Tried reinstalling on a different drive but that fails part way through too.
Runs Win 98SE ok.
Ho hum.
Installs ok on another pc but I don't have Win2k drivers for that.
The only thing it's used for is driving a printer/scanner.
What make & model of Printer/Scanner? Likely works on Linux Mint unless a "Win GDI" printer, which is unlikely as it's got a scanner.
Parallel, SCSI , Ethernet, or USB. The USB printer/scanners in W2K era were deadly slow, so for years we only sold SCSI scanners. I had an Epson Perfection 1200 SCSI scanner since 2000 and it worked on NT 4.0, XP and Linux. Passed it and a Linux workstation on to my son this year.
Is BIOS battery & settings OK?
Odd, innit?
No progress on the original problem, so just to create more I powered up a rather more modern (10 year old) Win2k box.
Naturally enough as dead as the proverbial dodo.
Noticed the rather dubious looking capacitors next to the processor, so glued some 1000uF 25V 85 deg caps under the MB.
And lo! it sprang back to life again.
Which was good.
The Really Ancient (bits are from about 1990 IIRC, other bits are later) 586 Win3.1 box that sits next to it came back to life without much fuss.
I had thought this was the box that originally drove the scanner, but it appears not.
It does drive the equally ancient Needham electronics eprom programmer.
At least I can now have a look at the NTFS drive that's giving trouble, though whether or not that's an advantage is currently moot.
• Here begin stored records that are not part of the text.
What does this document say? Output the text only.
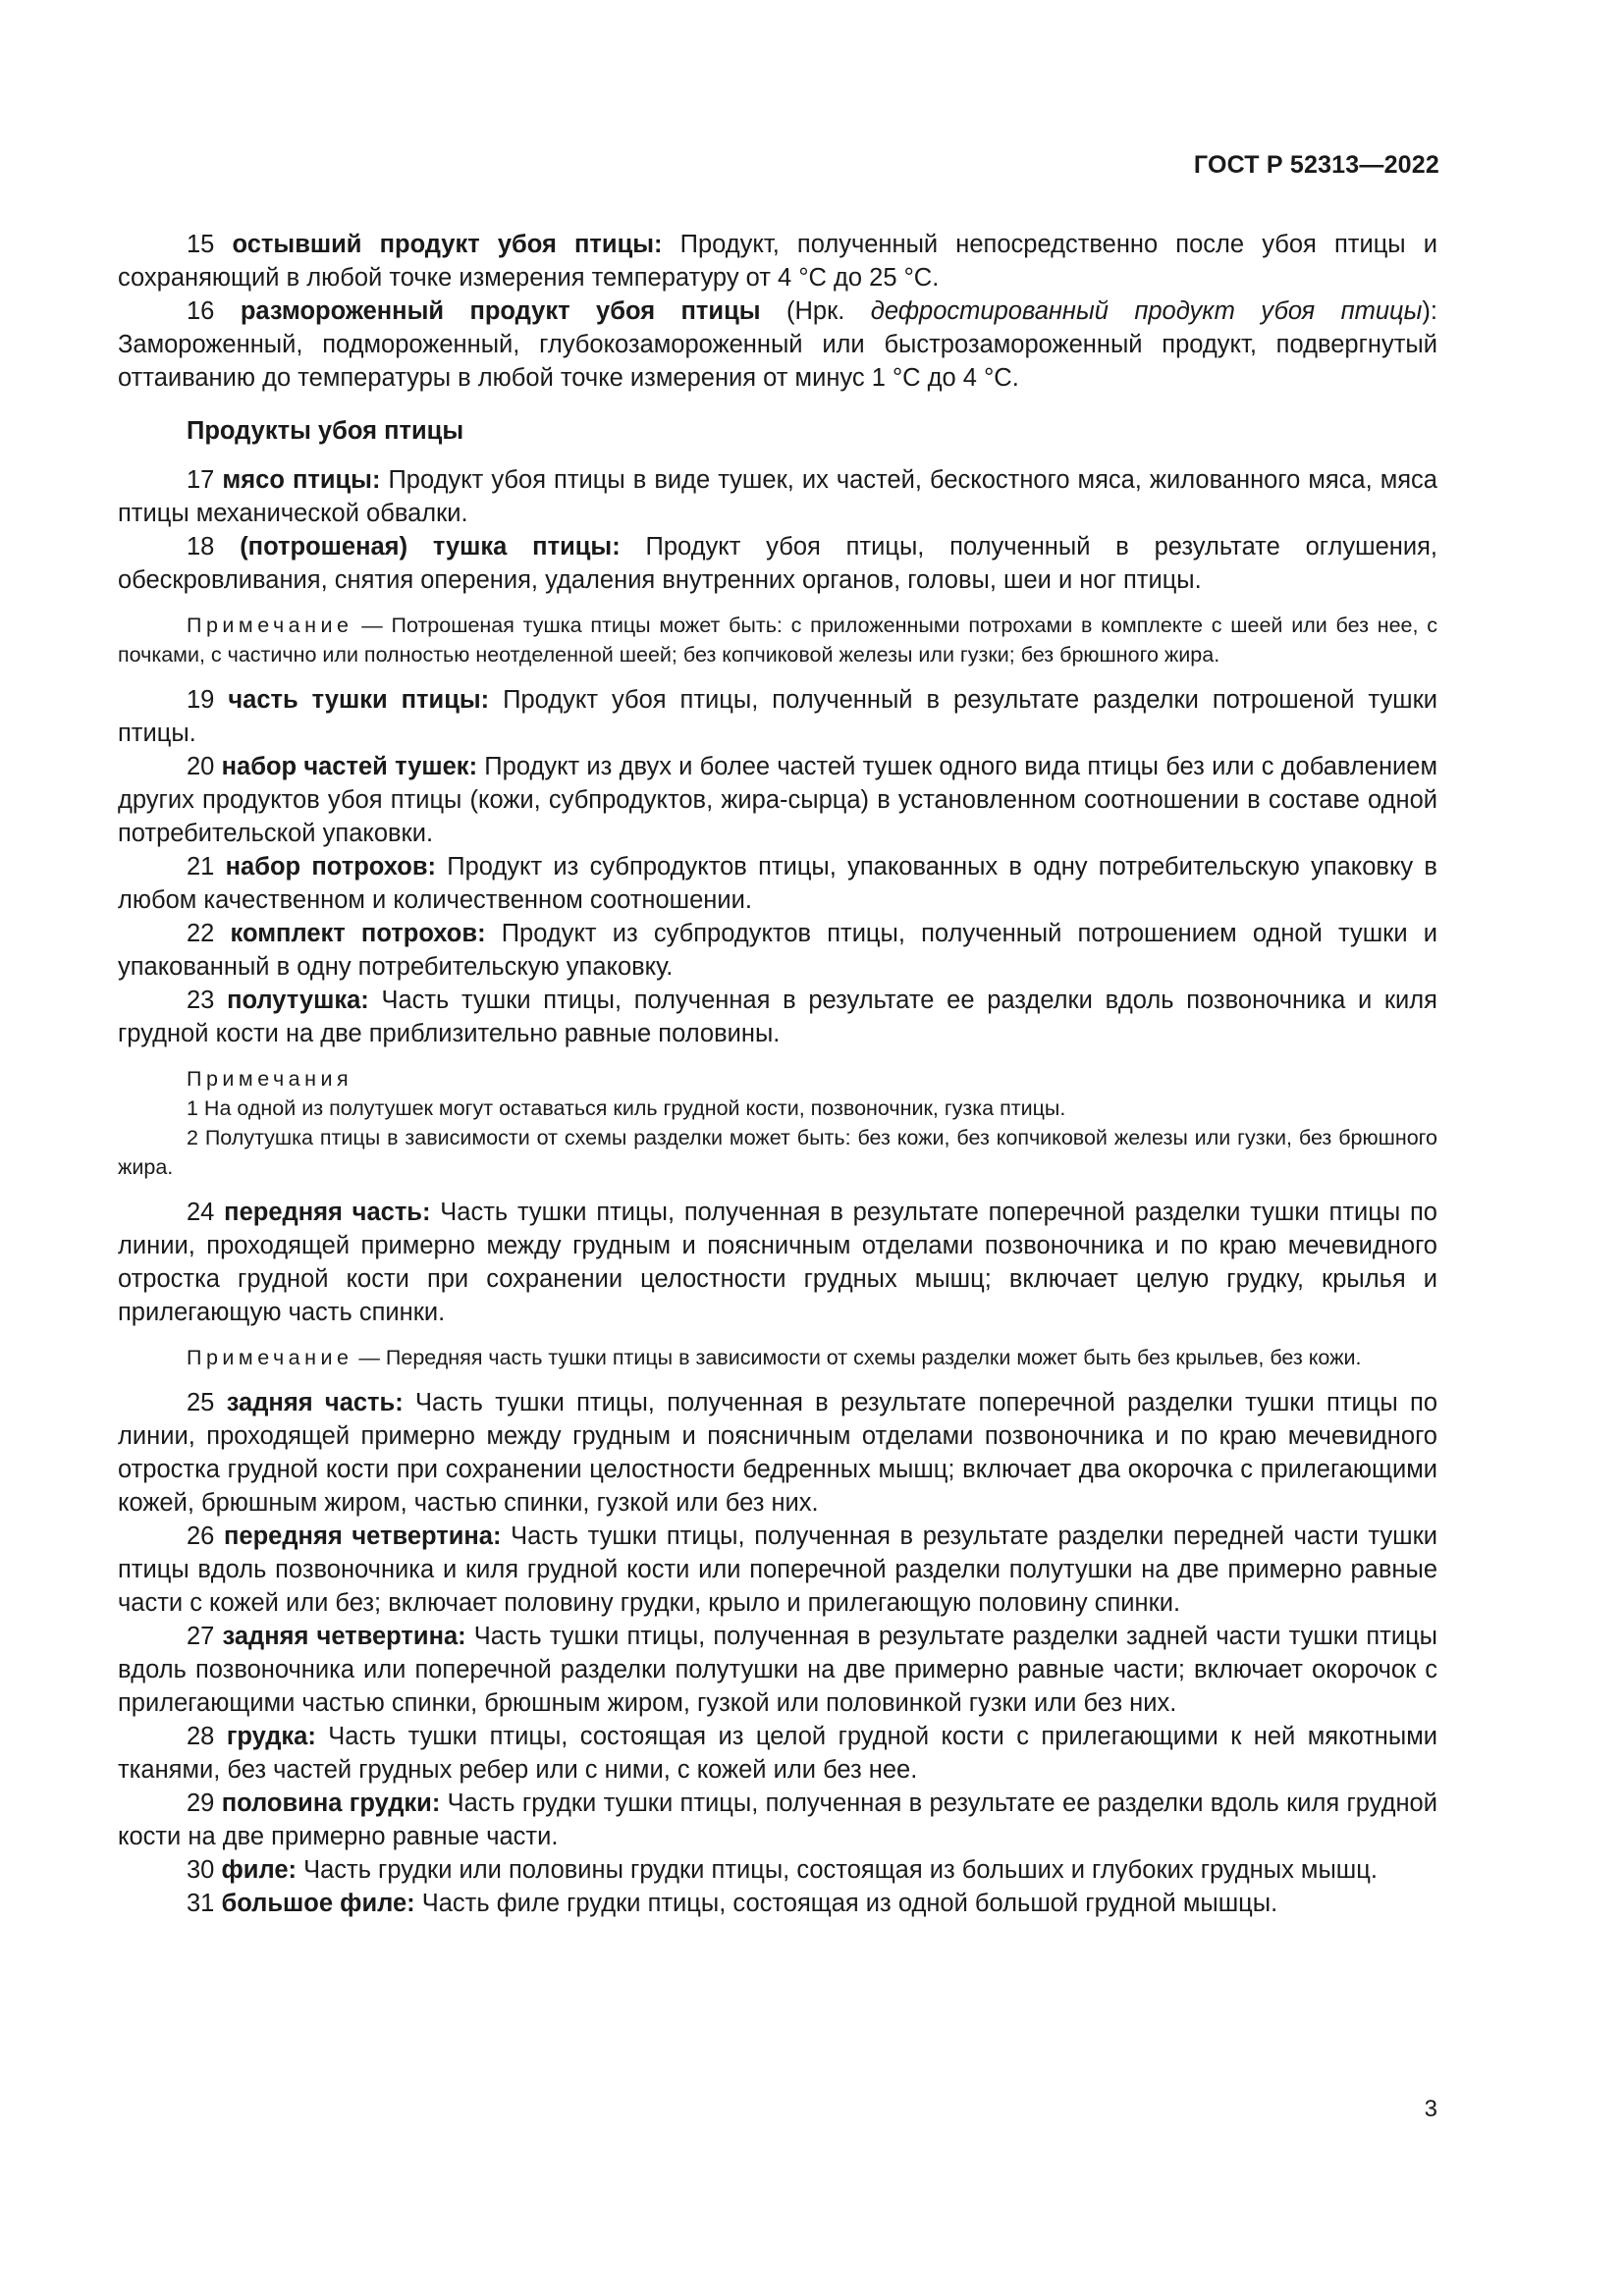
ГОСТ Р 52313—2022

15 остывший продукт убоя птицы: Продукт, полученный непосредственно после убоя птицы и сохраняющий в любой точке измерения температуру от 4 °С до 25 °С.

16 размороженный продукт убоя птицы (Нрк. дефростированный продукт убоя птицы): Замороженный, подмороженный, глубокозамороженный или быстрозамороженный продукт, подвергнутый оттаиванию до температуры в любой точке измерения от минус 1 °С до 4 °С.

Продукты убоя птицы

17 мясо птицы: Продукт убоя птицы в виде тушек, их частей, бескостного мяса, жилованного мяса, мяса птицы механической обвалки.

18 (потрошеная) тушка птицы: Продукт убоя птицы, полученный в результате оглушения, обескровливания, снятия оперения, удаления внутренних органов, головы, шеи и ног птицы.

Примечание — Потрошеная тушка птицы может быть: с приложенными потрохами в комплекте с шеей или без нее, с почками, с частично или полностью неотделенной шеей; без копчиковой железы или гузки; без брюшного жира.

19 часть тушки птицы: Продукт убоя птицы, полученный в результате разделки потрошеной тушки птицы.

20 набор частей тушек: Продукт из двух и более частей тушек одного вида птицы без или с добавлением других продуктов убоя птицы (кожи, субпродуктов, жира-сырца) в установленном соотношении в составе одной потребительской упаковки.

21 набор потрохов: Продукт из субпродуктов птицы, упакованных в одну потребительскую упаковку в любом качественном и количественном соотношении.

22 комплект потрохов: Продукт из субпродуктов птицы, полученный потрошением одной тушки и упакованный в одну потребительскую упаковку.

23 полутушка: Часть тушки птицы, полученная в результате ее разделки вдоль позвоночника и киля грудной кости на две приблизительно равные половины.

Примечания

1 На одной из полутушек могут оставаться киль грудной кости, позвоночник, гузка птицы.

2 Полутушка птицы в зависимости от схемы разделки может быть: без кожи, без копчиковой железы или гузки, без брюшного жира.

24 передняя часть: Часть тушки птицы, полученная в результате поперечной разделки тушки птицы по линии, проходящей примерно между грудным и поясничным отделами позвоночника и по краю мечевидного отростка грудной кости при сохранении целостности грудных мышц; включает целую грудку, крылья и прилегающую часть спинки.

Примечание — Передняя часть тушки птицы в зависимости от схемы разделки может быть без крыльев, без кожи.

25 задняя часть: Часть тушки птицы, полученная в результате поперечной разделки тушки птицы по линии, проходящей примерно между грудным и поясничным отделами позвоночника и по краю мечевидного отростка грудной кости при сохранении целостности бедренных мышц; включает два окорочка с прилегающими кожей, брюшным жиром, частью спинки, гузкой или без них.

26 передняя четвертина: Часть тушки птицы, полученная в результате разделки передней части тушки птицы вдоль позвоночника и киля грудной кости или поперечной разделки полутушки на две примерно равные части с кожей или без; включает половину грудки, крыло и прилегающую половину спинки.

27 задняя четвертина: Часть тушки птицы, полученная в результате разделки задней части тушки птицы вдоль позвоночника или поперечной разделки полутушки на две примерно равные части; включает окорочок с прилегающими частью спинки, брюшным жиром, гузкой или половинкой гузки или без них.

28 грудка: Часть тушки птицы, состоящая из целой грудной кости с прилегающими к ней мякотными тканями, без частей грудных ребер или с ними, с кожей или без нее.

29 половина грудки: Часть грудки тушки птицы, полученная в результате ее разделки вдоль киля грудной кости на две примерно равные части.

30 филе: Часть грудки или половины грудки птицы, состоящая из больших и глубоких грудных мышц.

31 большое филе: Часть филе грудки птицы, состоящая из одной большой грудной мышцы.

3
Well the 1990 box VGA died today. Not the monitor, tested by substitution. Not the VESA bus VGA card: ditto. Swapped the slot: ditto.
Box still boots: tested this by fitting a mono card & mono monitor (remember those?).
There's an EGA monitor in the garage but I don't think I'll bother dragging it up.
Can't find VGA ISA card.
I gave up then working on the long standing principle that once stuff starts going wrong it's time to leave it for another day.
Doesn't always work when you're dealing with odd hardware but it may be worth trying the older OS in VM. I use Virtualbox to run XP under Linux. Works perfectly with software that won't run under Linux (or W7 and W10 for that matter). I doubt it would allow virtualised W98 direct access to hardware. I have an old P2 machine with ISA slots and parallel ports for that.